Il telefono della vittima resta un altro punto decisivo. Può contenere messaggi, chiamate, contatti con familiari e conoscenti. Può soprattutto aiutare a ricostruire il rapporto con il nipote, indicato come uno dei pochi interlocutori frequenti della donna. Anche il cellulare del diciassettenne sarà analizzato nei dati, nelle chat e negli spostamenti. È da lì che gli investigatori possono ricavare elementi sul movente e sul clima familiare.
Il quadro che emerge resta quello di rapporti molto tesi tra i due rami della famiglia. Da una parte Chiara Guerra, dall’altra il ramo del fratello che è padre del ragazzo. Vicini e conoscenti hanno parlato di discussioni ripetute e rapporti ai minimi termini. Sullo sfondo ci sarebbero questioni economiche, oggetti, richieste respinte, forse anche il tema dell’eredità. Ipotesi da verificare, senza trasformare il contrasto familiare in una spiegazione automatica del delitto.
Il ragazzo, intanto, si trova nell’istituto penale per minorenni di Rovigo, riattivato nei mesi scorsi dopo un intervento di ristrutturazione e intitolato la settimana scorsa ad Antonio Vivaldi. I lavori non sarebbero ancora conclusi. Nella struttura, secondo quanto risulta, sono presenti circa trenta minori e 26 di agenti di polizia penitenziaria. L’istituto non disporrebbe di sezioni speciali né di un servizio ordinario di sorveglianza a vista paragonabile a quello previsto in molte carceri per adulti.
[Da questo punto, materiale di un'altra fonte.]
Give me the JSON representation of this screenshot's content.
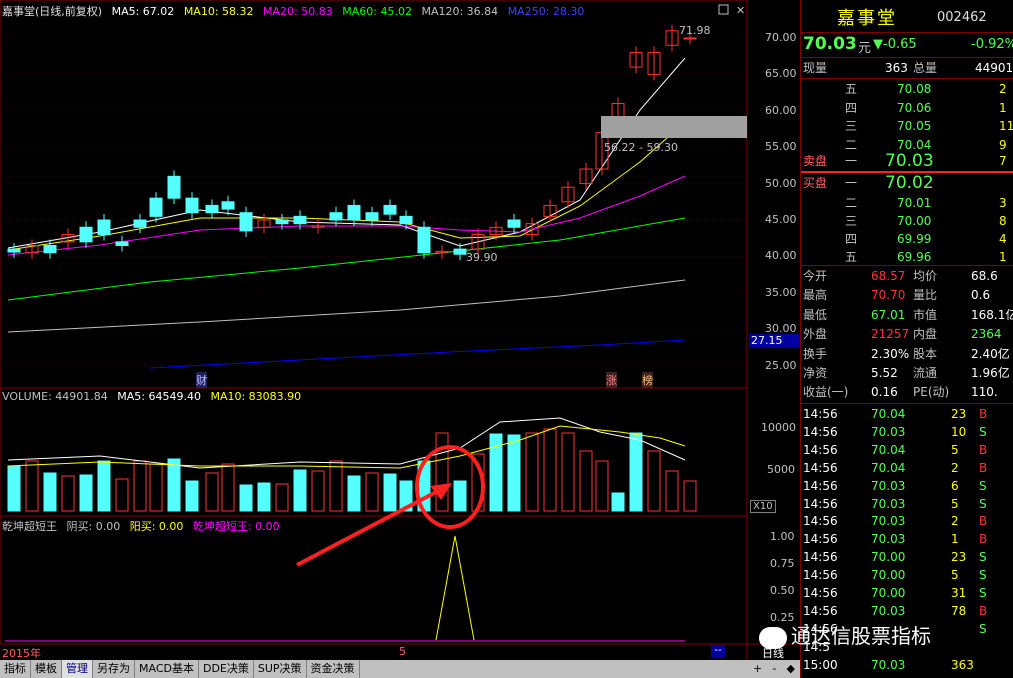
{
  "header": {
    "title": "嘉事堂(日线,前复权)",
    "ma5": "MA5: 67.02",
    "ma10": "MA10: 58.32",
    "ma20": "MA20: 50.83",
    "ma60": "MA60: 45.02",
    "ma120": "MA120: 36.84",
    "ma250": "MA250: 28.30"
  },
  "price_panel": {
    "high_label": "71.98",
    "low_label": "39.90",
    "range_label": "56.22 - 59.30",
    "current_marker": "27.15",
    "axis": [
      "70.00",
      "65.00",
      "60.00",
      "55.00",
      "50.00",
      "45.00",
      "40.00",
      "35.00",
      "30.00",
      "25.00"
    ],
    "marks": {
      "cai": "财",
      "zhang": "涨",
      "bang": "榜"
    }
  },
  "volume_panel": {
    "label": "VOLUME: 44901.84",
    "ma5": "MA5: 64549.40",
    "ma10": "MA10: 83083.90",
    "axis": [
      "10000",
      "5000"
    ],
    "unit": "X10"
  },
  "indicator_panel": {
    "name": "乾坤超短王",
    "yinmai": "阴买: 0.00",
    "yangmai": "阳买: 0.00",
    "value": "乾坤超短王: 0.00",
    "axis": [
      "1.00",
      "0.75",
      "0.50",
      "0.25"
    ]
  },
  "bottom_bar": {
    "year": "2015年",
    "month": "5",
    "period": "日线"
  },
  "tabs": [
    "指标",
    "模板",
    "管理",
    "另存为",
    "MACD基本",
    "DDE决策",
    "SUP决策",
    "资金决策"
  ],
  "active_tab": "管理",
  "side": {
    "name": "嘉事堂",
    "code": "002462",
    "price": "70.03",
    "price_unit": "元",
    "change": "-0.65",
    "change_pct": "-0.92%",
    "xianliang_label": "现量",
    "xianliang": "363",
    "zongliang_label": "总量",
    "zongliang": "44901",
    "sell": [
      {
        "level": "五",
        "price": "70.08",
        "vol": "2"
      },
      {
        "level": "四",
        "price": "70.06",
        "vol": "1"
      },
      {
        "level": "三",
        "price": "70.05",
        "vol": "11"
      },
      {
        "level": "二",
        "price": "70.04",
        "vol": "9"
      },
      {
        "level": "一",
        "price": "70.03",
        "vol": "7"
      }
    ],
    "sell_label": "卖盘",
    "buy_label": "买盘",
    "buy": [
      {
        "level": "一",
        "price": "70.02",
        "vol": ""
      },
      {
        "level": "二",
        "price": "70.01",
        "vol": "3"
      },
      {
        "level": "三",
        "price": "70.00",
        "vol": "8"
      },
      {
        "level": "四",
        "price": "69.99",
        "vol": "4"
      },
      {
        "level": "五",
        "price": "69.96",
        "vol": "1"
      }
    ],
    "stats": [
      {
        "l1": "今开",
        "v1": "68.57",
        "l2": "均价",
        "v2": "68.6"
      },
      {
        "l1": "最高",
        "v1": "70.70",
        "l2": "量比",
        "v2": "0.6"
      },
      {
        "l1": "最低",
        "v1": "67.01",
        "l2": "市值",
        "v2": "168.1亿"
      },
      {
        "l1": "外盘",
        "v1": "21257",
        "l2": "内盘",
        "v2": "2364"
      },
      {
        "l1": "换手",
        "v1": "2.30%",
        "l2": "股本",
        "v2": "2.40亿"
      },
      {
        "l1": "净资",
        "v1": "5.52",
        "l2": "流通",
        "v2": "1.96亿"
      },
      {
        "l1": "收益(一)",
        "v1": "0.16",
        "l2": "PE(动)",
        "v2": "110."
      }
    ],
    "ticks": [
      {
        "t": "14:56",
        "p": "70.04",
        "v": "23",
        "d": "B"
      },
      {
        "t": "14:56",
        "p": "70.03",
        "v": "10",
        "d": "S"
      },
      {
        "t": "14:56",
        "p": "70.04",
        "v": "5",
        "d": "B"
      },
      {
        "t": "14:56",
        "p": "70.04",
        "v": "2",
        "d": "B"
      },
      {
        "t": "14:56",
        "p": "70.03",
        "v": "6",
        "d": "S"
      },
      {
        "t": "14:56",
        "p": "70.03",
        "v": "5",
        "d": "S"
      },
      {
        "t": "14:56",
        "p": "70.03",
        "v": "2",
        "d": "B"
      },
      {
        "t": "14:56",
        "p": "70.03",
        "v": "1",
        "d": "B"
      },
      {
        "t": "14:56",
        "p": "70.00",
        "v": "23",
        "d": "S"
      },
      {
        "t": "14:56",
        "p": "70.00",
        "v": "5",
        "d": "S"
      },
      {
        "t": "14:56",
        "p": "70.00",
        "v": "31",
        "d": "S"
      },
      {
        "t": "14:56",
        "p": "70.03",
        "v": "78",
        "d": "B"
      },
      {
        "t": "14:56",
        "p": "",
        "v": "",
        "d": "S"
      },
      {
        "t": "14:5",
        "p": "",
        "v": "",
        "d": ""
      },
      {
        "t": "15:00",
        "p": "70.03",
        "v": "363",
        "d": ""
      }
    ],
    "watermark": "通达信股票指标"
  },
  "colors": {
    "up": "#ff3232",
    "down": "#54ffff",
    "bg": "#000000",
    "border": "#800000"
  }
}
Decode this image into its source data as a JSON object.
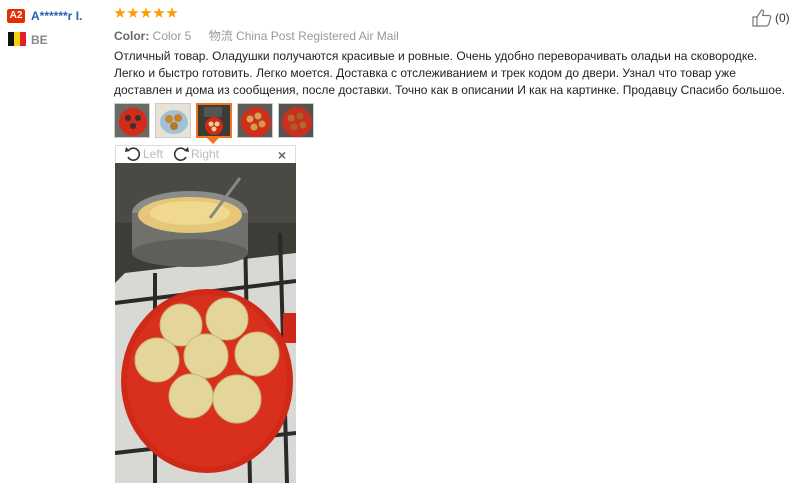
{
  "reviewer": {
    "badge": "A2",
    "name": "A******r I.",
    "country": "BE",
    "flag_colors": [
      "#111111",
      "#f5d10c",
      "#e0202c"
    ]
  },
  "rating": {
    "stars": 5,
    "color": "#ff9a00"
  },
  "order": {
    "color_label": "Color:",
    "color_value": "Color 5",
    "shipping": "物流 China Post Registered Air Mail"
  },
  "helpful": {
    "icon": "thumbs-up-icon",
    "count": "(0)"
  },
  "review": {
    "text": "Отличный товар. Оладушки получаются красивые и ровные. Очень удобно переворачивать оладьи на сковородке. Легко и быстро готовить. Легко моется. Доставка с отслеживанием и трек кодом до двери. Узнал что товар уже доставлен и дома из сообщения, после доставки. Точно как в описании И как на картинке. Продавцу Спасибо большое."
  },
  "viewer": {
    "rotate_left": "Left",
    "rotate_right": "Right",
    "close": "×",
    "selected_thumb_index": 2,
    "accent": "#f0751f"
  }
}
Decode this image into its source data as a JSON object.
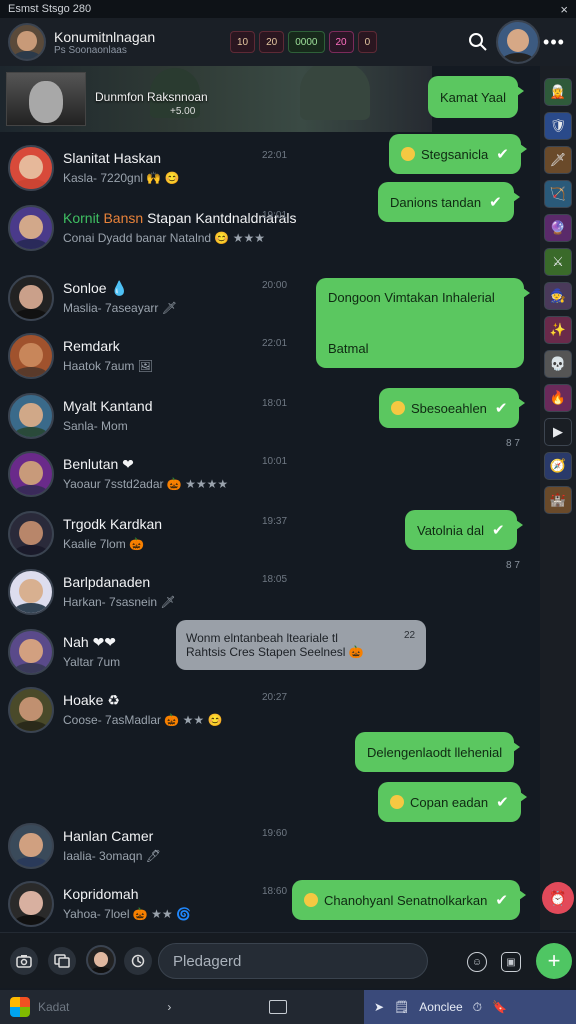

Per questo, compatibilmente con i turni e con le risorse disponibili, è probabile che vengano aumentati i passaggi di controllo alla cella del 17enne. Non solo per ragioni di sicurezza interna, ma anche per accompagnare l’inserimento in istituto e prevenire eventuali gesti autolesionistici. Il peso dell’accusa, la confessione e la giovane età rendono questa fase delicata.
A San Stino, invece, l’attesa si sposta sull’autopsia e sui funerali, che potrebbero essere celebrati tra venerdì e domenica. La data non è ancora stata fissata.